What is clear is that even after Anglo shrinks to a copper, platinum and diamonds company, it will still offer South Africans a rand hedge, with global reach, valuable commodities and depth of experience in mining.

JPMorgan, which has an underweight recommendation on the shares, has said it sees value in Anglo over the long term, but this depends on a recovery in commodities prices in the medium term.

Though commodities prices firmed in the first two months of this year, analysts doubt there will be a major turnaround anytime soon.

Afena Capital points out that last year, global GDP growth fell into a recession, when measured in dollars.

But Vayej says there is the potential for "short-term relief for commodities, based on reversal of the 2015 trend and the fact that dollar strength has probably peaked and the carry trade is reversing."

Over the longer term, however, there’s no getting around the fact that demand for commodities must improve for prices to really shift into another gear.

"Attention has focused on China, but its data remains negative, and it is difficult to trust the figures.

"A broader recovery is needed from emerging markets, which are more resource intensive, and as there are no signs of that yet, it continues to put downward pressure on commodities prices," he says.

Moody’s negativity extends beyond Anglo American.

It believes "the current environment is not a normal cyclical downturn, but a fundamental shift in the operating environment for the global mining sector".

As a result, Moody’s is reviewing all its ratings in the mining industry.

"With the downturn likely to be deeper and longer than previously anticipated, the rating agency believes that price risk remains to the downside, given global economic uncertainties and slowing growth in China," it says.

The good news for Anglo’s long-suffering shareholders is that Cutifani’s strategy is not based on an optimistic outlook for the prices of commodities.

The Australian mining veteran told the Mining Indaba that this year looked like the most challenging yet and things "may still get worse".

This is probably why he won’t commit to any specific date for the resumption of dividends.
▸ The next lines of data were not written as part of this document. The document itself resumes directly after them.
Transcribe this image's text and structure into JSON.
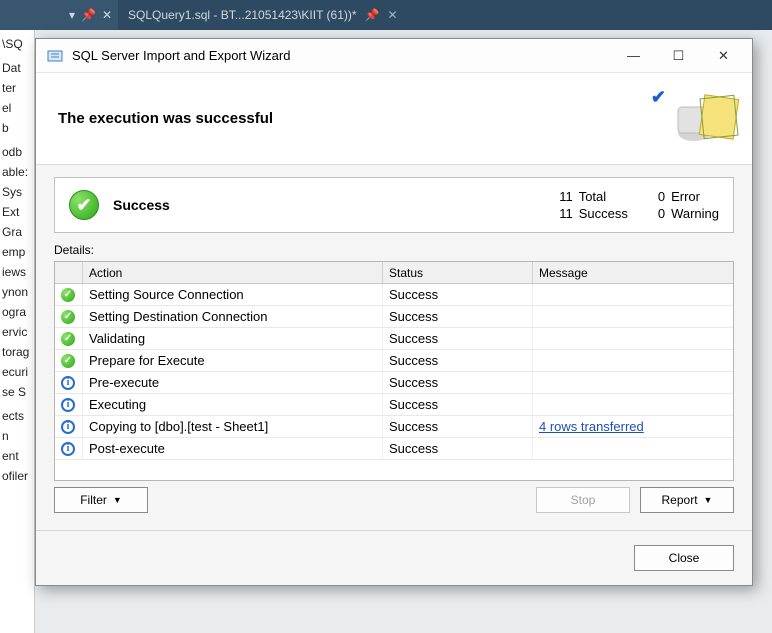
{
  "tabstrip": {
    "tab_label": "SQLQuery1.sql - BT...21051423\\KIIT (61))*"
  },
  "left_tree_fragments": [
    "\\SQ",
    "",
    "Dat",
    "ter",
    "el",
    "b",
    "",
    "odb",
    "able:",
    "Sys",
    "Ext",
    "Gra",
    "emp",
    "iews",
    "ynon",
    "ogra",
    "ervic",
    "torag",
    "ecuri",
    "se S",
    "",
    "ects",
    "n",
    "ent",
    "ofiler"
  ],
  "dialog": {
    "title": "SQL Server Import and Export Wizard",
    "banner_headline": "The execution was successful",
    "summary": {
      "label": "Success",
      "total_n": "11",
      "total_lbl": "Total",
      "success_n": "11",
      "success_lbl": "Success",
      "error_n": "0",
      "error_lbl": "Error",
      "warning_n": "0",
      "warning_lbl": "Warning"
    },
    "details_label": "Details:",
    "columns": {
      "c0": "",
      "c1": "Action",
      "c2": "Status",
      "c3": "Message"
    },
    "rows": [
      {
        "icon": "ok",
        "action": "Setting Source Connection",
        "status": "Success",
        "message": ""
      },
      {
        "icon": "ok",
        "action": "Setting Destination Connection",
        "status": "Success",
        "message": ""
      },
      {
        "icon": "ok",
        "action": "Validating",
        "status": "Success",
        "message": ""
      },
      {
        "icon": "ok",
        "action": "Prepare for Execute",
        "status": "Success",
        "message": ""
      },
      {
        "icon": "info",
        "action": "Pre-execute",
        "status": "Success",
        "message": ""
      },
      {
        "icon": "info",
        "action": "Executing",
        "status": "Success",
        "message": ""
      },
      {
        "icon": "info",
        "action": "Copying to [dbo].[test - Sheet1]",
        "status": "Success",
        "message": "4 rows transferred",
        "message_link": true
      },
      {
        "icon": "info",
        "action": "Post-execute",
        "status": "Success",
        "message": ""
      }
    ],
    "buttons": {
      "filter": "Filter",
      "stop": "Stop",
      "report": "Report",
      "close": "Close"
    }
  }
}
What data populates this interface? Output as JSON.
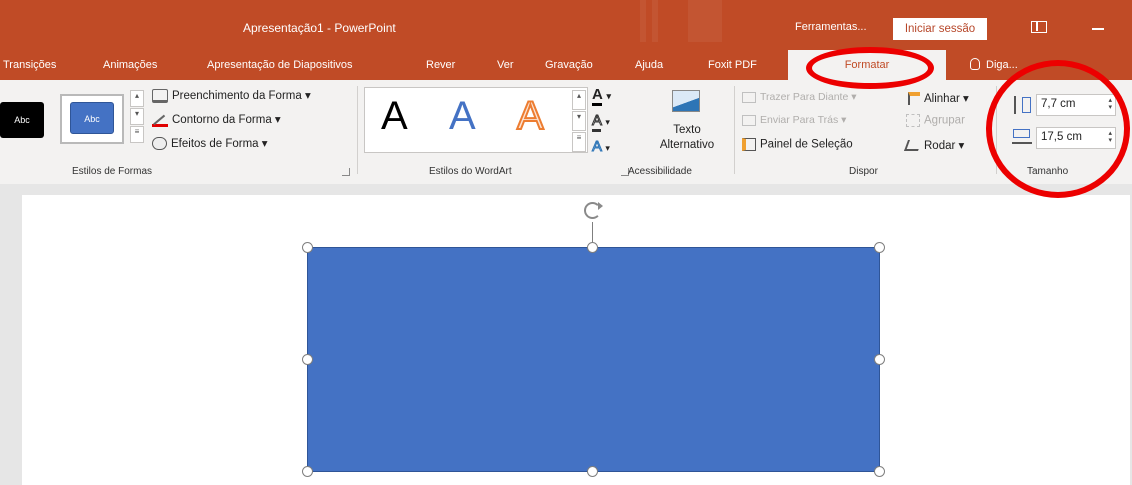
{
  "window": {
    "title": "Apresentação1  -  PowerPoint",
    "tools_label": "Ferramentas...",
    "sign_in": "Iniciar sessão"
  },
  "tabs": [
    {
      "label": "Transições"
    },
    {
      "label": "Animações"
    },
    {
      "label": "Apresentação de Diapositivos"
    },
    {
      "label": "Rever"
    },
    {
      "label": "Ver"
    },
    {
      "label": "Gravação"
    },
    {
      "label": "Ajuda"
    },
    {
      "label": "Foxit PDF"
    },
    {
      "label": "Formatar",
      "active": true
    }
  ],
  "tell_me": "Diga...",
  "ribbon": {
    "shape_styles": {
      "label": "Estilos de Formas",
      "swatch_text": "Abc",
      "fill": "Preenchimento da Forma",
      "outline": "Contorno da Forma",
      "effects": "Efeitos de Forma"
    },
    "wordart": {
      "label": "Estilos do WordArt",
      "letter": "A"
    },
    "accessibility": {
      "label": "Acessibilidade",
      "alt_text_line1": "Texto",
      "alt_text_line2": "Alternativo"
    },
    "arrange": {
      "label": "Dispor",
      "bring_forward": "Trazer Para Diante",
      "send_backward": "Enviar Para Trás",
      "selection_pane": "Painel de Seleção",
      "align": "Alinhar",
      "group": "Agrupar",
      "rotate": "Rodar"
    },
    "size": {
      "label": "Tamanho",
      "height": "7,7 cm",
      "width": "17,5 cm"
    }
  },
  "colors": {
    "accent": "#c04b26",
    "shape_fill": "#4472c4",
    "annotation": "#ec0000"
  }
}
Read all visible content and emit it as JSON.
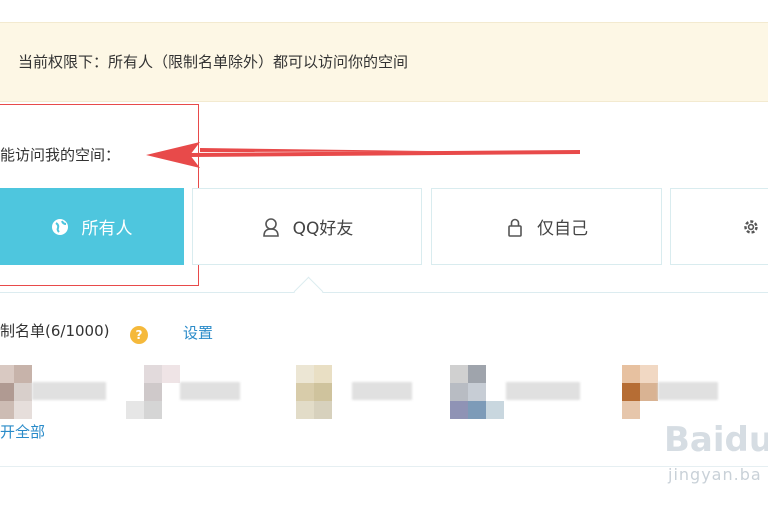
{
  "notice": {
    "text": "当前权限下：所有人（限制名单除外）都可以访问你的空间"
  },
  "prompt": {
    "text": "能访问我的空间："
  },
  "options": [
    {
      "label": "所有人",
      "icon": "globe-icon",
      "active": true
    },
    {
      "label": "QQ好友",
      "icon": "user-icon",
      "active": false
    },
    {
      "label": "仅自己",
      "icon": "lock-icon",
      "active": false
    },
    {
      "label": "",
      "icon": "gear-icon",
      "active": false
    }
  ],
  "block_list": {
    "label": "制名单(6/1000)",
    "help": "?",
    "settings": "设置",
    "expand": "开全部"
  },
  "watermark": {
    "brand": "Baidu",
    "site": "jingyan.ba"
  },
  "colors": {
    "accent": "#4ec6de",
    "link": "#2a8bc9",
    "annotation": "#e84a4a",
    "notice_bg": "#fdf7e5",
    "help": "#f5b93b"
  }
}
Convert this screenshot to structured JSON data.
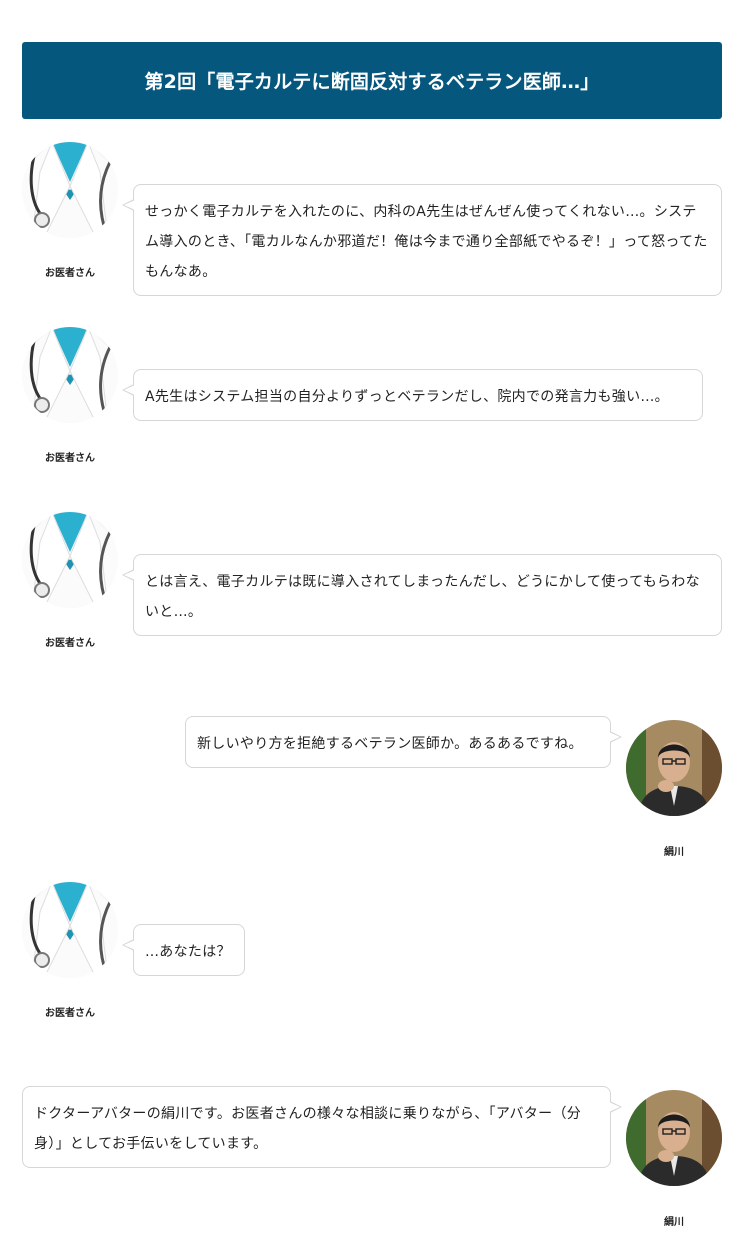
{
  "header": {
    "title": "第2回「電子カルテに断固反対するベテラン医師…」"
  },
  "colors": {
    "header_bg": "#05577d",
    "bubble_border": "#d6d6d6",
    "scrubs": "#2bb0cf"
  },
  "conversation": [
    {
      "side": "left",
      "speaker": "お医者さん",
      "avatar": "doctor-avatar",
      "text": "せっかく電子カルテを入れたのに、内科のA先生はぜんぜん使ってくれない…。システム導入のとき、「電カルなんか邪道だ！俺は今まで通り全部紙でやるぞ！」って怒ってたもんなあ。"
    },
    {
      "side": "left",
      "speaker": "お医者さん",
      "avatar": "doctor-avatar",
      "text": "A先生はシステム担当の自分よりずっとベテランだし、院内での発言力も強い…。"
    },
    {
      "side": "left",
      "speaker": "お医者さん",
      "avatar": "doctor-avatar",
      "text": "とは言え、電子カルテは既に導入されてしまったんだし、どうにかして使ってもらわないと…。"
    },
    {
      "side": "right",
      "speaker": "絹川",
      "avatar": "kinukawa-avatar",
      "text": "新しいやり方を拒絶するベテラン医師か。あるあるですね。"
    },
    {
      "side": "left",
      "speaker": "お医者さん",
      "avatar": "doctor-avatar",
      "text": "…あなたは？"
    },
    {
      "side": "right",
      "speaker": "絹川",
      "avatar": "kinukawa-avatar",
      "text": "ドクターアバターの絹川です。お医者さんの様々な相談に乗りながら、「アバター（分身）」としてお手伝いをしています。"
    }
  ]
}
On this point, Cutifani says: "I would like to think we will have the debt under control at the end of the year. We will need another year, in 2017, to get it right down to target.

"The earliest possible date to resume dividends would be 2018 but it is the board’s call."

Still, investors with the courage to buy "when there’s blood on the streets" may want to buy into Anglo American now.

The more risk-averse should wait for certainty on an upturn for commodities.